Friday, March 06, 2009

Passing Reference Variable using Pass-by-Value

This is bit of going back to school.But at times, it's nice to revisit old classes once in a while.

Pass-By-Value and and Pass-By-Ref is something we learnt when we all started coding. But these are some very basics which we often tend to overlook. I recently was talking to a friend of mine who was passing a KeyPressEventArgs object to a Method by value. We for a longer part, overlooked the basics of programming and kept wondering why the value of property "Handled" was changed , despite the object being passed as "pass-by-value".

But that’s exactly how it should be. The value ought to be changed because we are passing a reference variable by value. That's the quintessential behavior. Lemme put it up in an example.

private void ArrayChange(int []G)
{
G[0]= 3434;
}

private void MyFunction()
{
int []arr = new int[]{3,4};
ArrayChange(arr);
Console.WriteLine(arr[0]);
}

The output of this would be 3434 and NOT 3. This is because even though the array is being passed as Value, being the reference variable, it is the reference to array that gets passed and not the entire array as such.

This is exactly what happened in my case.

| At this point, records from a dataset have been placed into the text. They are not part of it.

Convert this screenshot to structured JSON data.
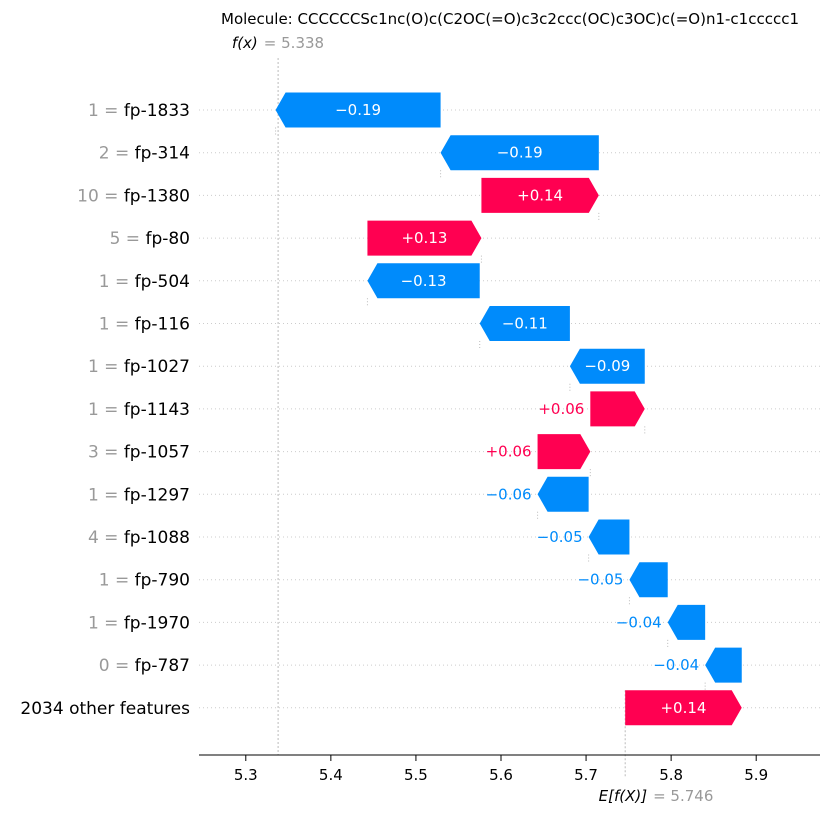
{
  "chart_data": {
    "type": "waterfall",
    "title": "Molecule: CCCCCCSc1nc(O)c(C2OC(=O)c3c2ccc(OC)c3OC)c(=O)n1-c1ccccc1",
    "fx_label": "f(x)",
    "fx_value": "= 5.338",
    "fx": 5.338,
    "expected_label": "E[f(X)]",
    "expected_value": "= 5.746",
    "expected": 5.746,
    "xlim": [
      5.245,
      5.975
    ],
    "xticks": [
      5.3,
      5.4,
      5.5,
      5.6,
      5.7,
      5.8,
      5.9
    ],
    "xtick_labels": [
      "5.3",
      "5.4",
      "5.5",
      "5.6",
      "5.7",
      "5.8",
      "5.9"
    ],
    "colors": {
      "positive": "#ff0051",
      "negative": "#008bfb",
      "text_gray": "#999999"
    },
    "features": [
      {
        "value": "1 =",
        "name": "fp-1833",
        "shap": -0.194,
        "label": "−0.19"
      },
      {
        "value": "2 =",
        "name": "fp-314",
        "shap": -0.186,
        "label": "−0.19"
      },
      {
        "value": "10 =",
        "name": "fp-1380",
        "shap": 0.138,
        "label": "+0.14"
      },
      {
        "value": "5 =",
        "name": "fp-80",
        "shap": 0.134,
        "label": "+0.13"
      },
      {
        "value": "1 =",
        "name": "fp-504",
        "shap": -0.132,
        "label": "−0.13"
      },
      {
        "value": "1 =",
        "name": "fp-116",
        "shap": -0.106,
        "label": "−0.11"
      },
      {
        "value": "1 =",
        "name": "fp-1027",
        "shap": -0.088,
        "label": "−0.09"
      },
      {
        "value": "1 =",
        "name": "fp-1143",
        "shap": 0.064,
        "label": "+0.06"
      },
      {
        "value": "3 =",
        "name": "fp-1057",
        "shap": 0.062,
        "label": "+0.06"
      },
      {
        "value": "1 =",
        "name": "fp-1297",
        "shap": -0.06,
        "label": "−0.06"
      },
      {
        "value": "4 =",
        "name": "fp-1088",
        "shap": -0.048,
        "label": "−0.05"
      },
      {
        "value": "1 =",
        "name": "fp-790",
        "shap": -0.045,
        "label": "−0.05"
      },
      {
        "value": "1 =",
        "name": "fp-1970",
        "shap": -0.044,
        "label": "−0.04"
      },
      {
        "value": "0 =",
        "name": "fp-787",
        "shap": -0.043,
        "label": "−0.04"
      },
      {
        "value": "",
        "name": "2034 other features",
        "shap": 0.137,
        "label": "+0.14"
      }
    ]
  }
}
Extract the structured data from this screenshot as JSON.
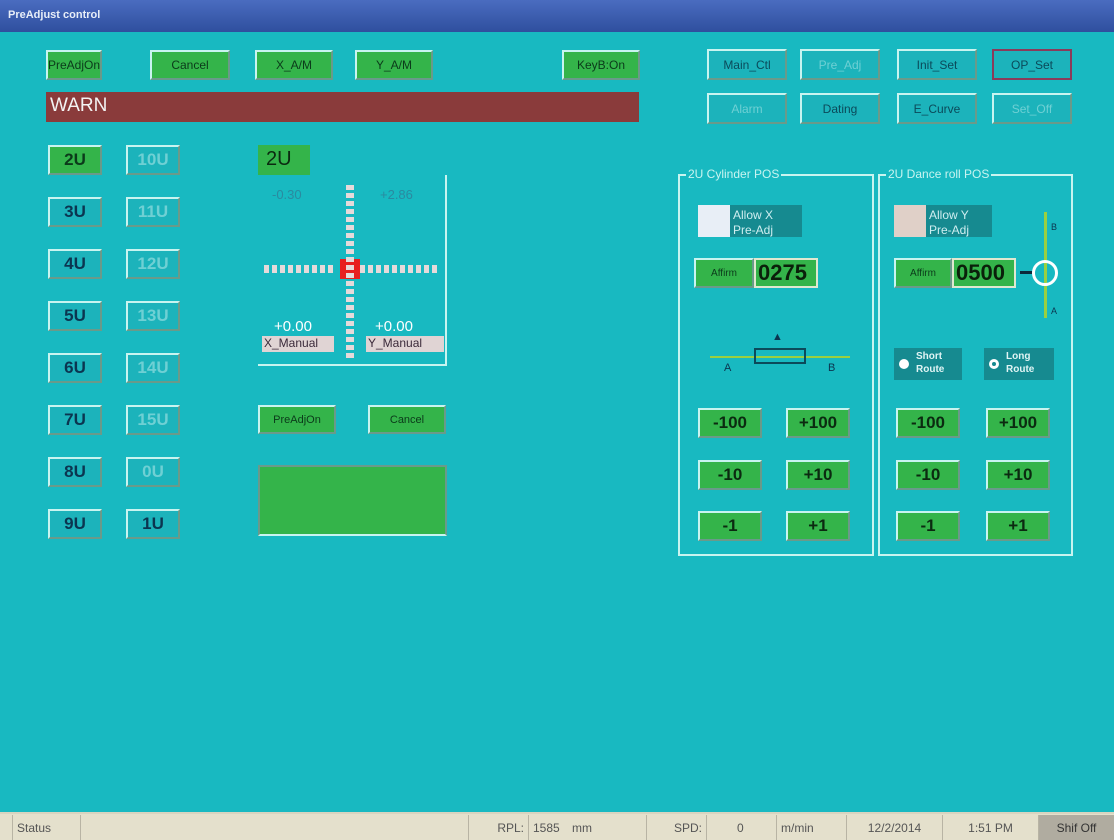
{
  "window": {
    "title": "PreAdjust control"
  },
  "toolbar": {
    "preadj_on": "PreAdjOn",
    "cancel": "Cancel",
    "x_am": "X_A/M",
    "y_am": "Y_A/M",
    "keyb_on": "KeyB:On"
  },
  "warn": {
    "text": "WARN",
    "color": "#8a3b3b"
  },
  "nav": {
    "row1": [
      {
        "label": "Main_Ctl",
        "enabled": true
      },
      {
        "label": "Pre_Adj",
        "enabled": false
      },
      {
        "label": "Init_Set",
        "enabled": true
      },
      {
        "label": "OP_Set",
        "enabled": true,
        "active": true
      }
    ],
    "row2": [
      {
        "label": "Alarm",
        "enabled": false
      },
      {
        "label": "Dating",
        "enabled": true
      },
      {
        "label": "E_Curve",
        "enabled": true
      },
      {
        "label": "Set_Off",
        "enabled": false
      }
    ]
  },
  "units": {
    "col1": [
      "2U",
      "3U",
      "4U",
      "5U",
      "6U",
      "7U",
      "8U",
      "9U"
    ],
    "col2": [
      "10U",
      "11U",
      "12U",
      "13U",
      "14U",
      "15U",
      "0U",
      "1U"
    ],
    "selected": "2U"
  },
  "position_panel": {
    "unit": "2U",
    "x_value": "-0.30",
    "y_value": "+2.86",
    "x_manual_value": "+0.00",
    "y_manual_value": "+0.00",
    "x_manual_label": "X_Manual",
    "y_manual_label": "Y_Manual",
    "preadj_on": "PreAdjOn",
    "cancel": "Cancel"
  },
  "cylinder": {
    "title": "2U Cylinder POS",
    "allow_label": "Allow X Pre-Adj",
    "affirm": "Affirm",
    "value": "0275",
    "label_a": "A",
    "label_b": "B",
    "steps": [
      "-100",
      "+100",
      "-10",
      "+10",
      "-1",
      "+1"
    ]
  },
  "dance": {
    "title": "2U Dance roll POS",
    "allow_label": "Allow Y Pre-Adj",
    "affirm": "Affirm",
    "value": "0500",
    "label_a": "A",
    "label_b": "B",
    "short_route": "Short Route",
    "long_route": "Long Route",
    "selected_route": "long",
    "steps": [
      "-100",
      "+100",
      "-10",
      "+10",
      "-1",
      "+1"
    ]
  },
  "status": {
    "label": "Status",
    "rpl_label": "RPL:",
    "rpl_value": "1585",
    "rpl_unit": "mm",
    "spd_label": "SPD:",
    "spd_value": "0",
    "spd_unit": "m/min",
    "date": "12/2/2014",
    "time": "1:51 PM",
    "shift": "Shif Off"
  }
}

KeyPressEventArgs being a reference variable reacted in the same way it has been designed to.

Well, rather to look our self as stupid, optimistically I would prefer to believe that such goof-ups would occur when one started looking beyond the basics. This is also where the KISS ( Keep It Simple Stupid) principle comes along.

As programmer's we often think too many complicated solutions for a very simple problem. Probably, it is quite a good idea to go back to school and get our basics refreshed.That would encourage us to put the solutions really simple and follow the KISS principle.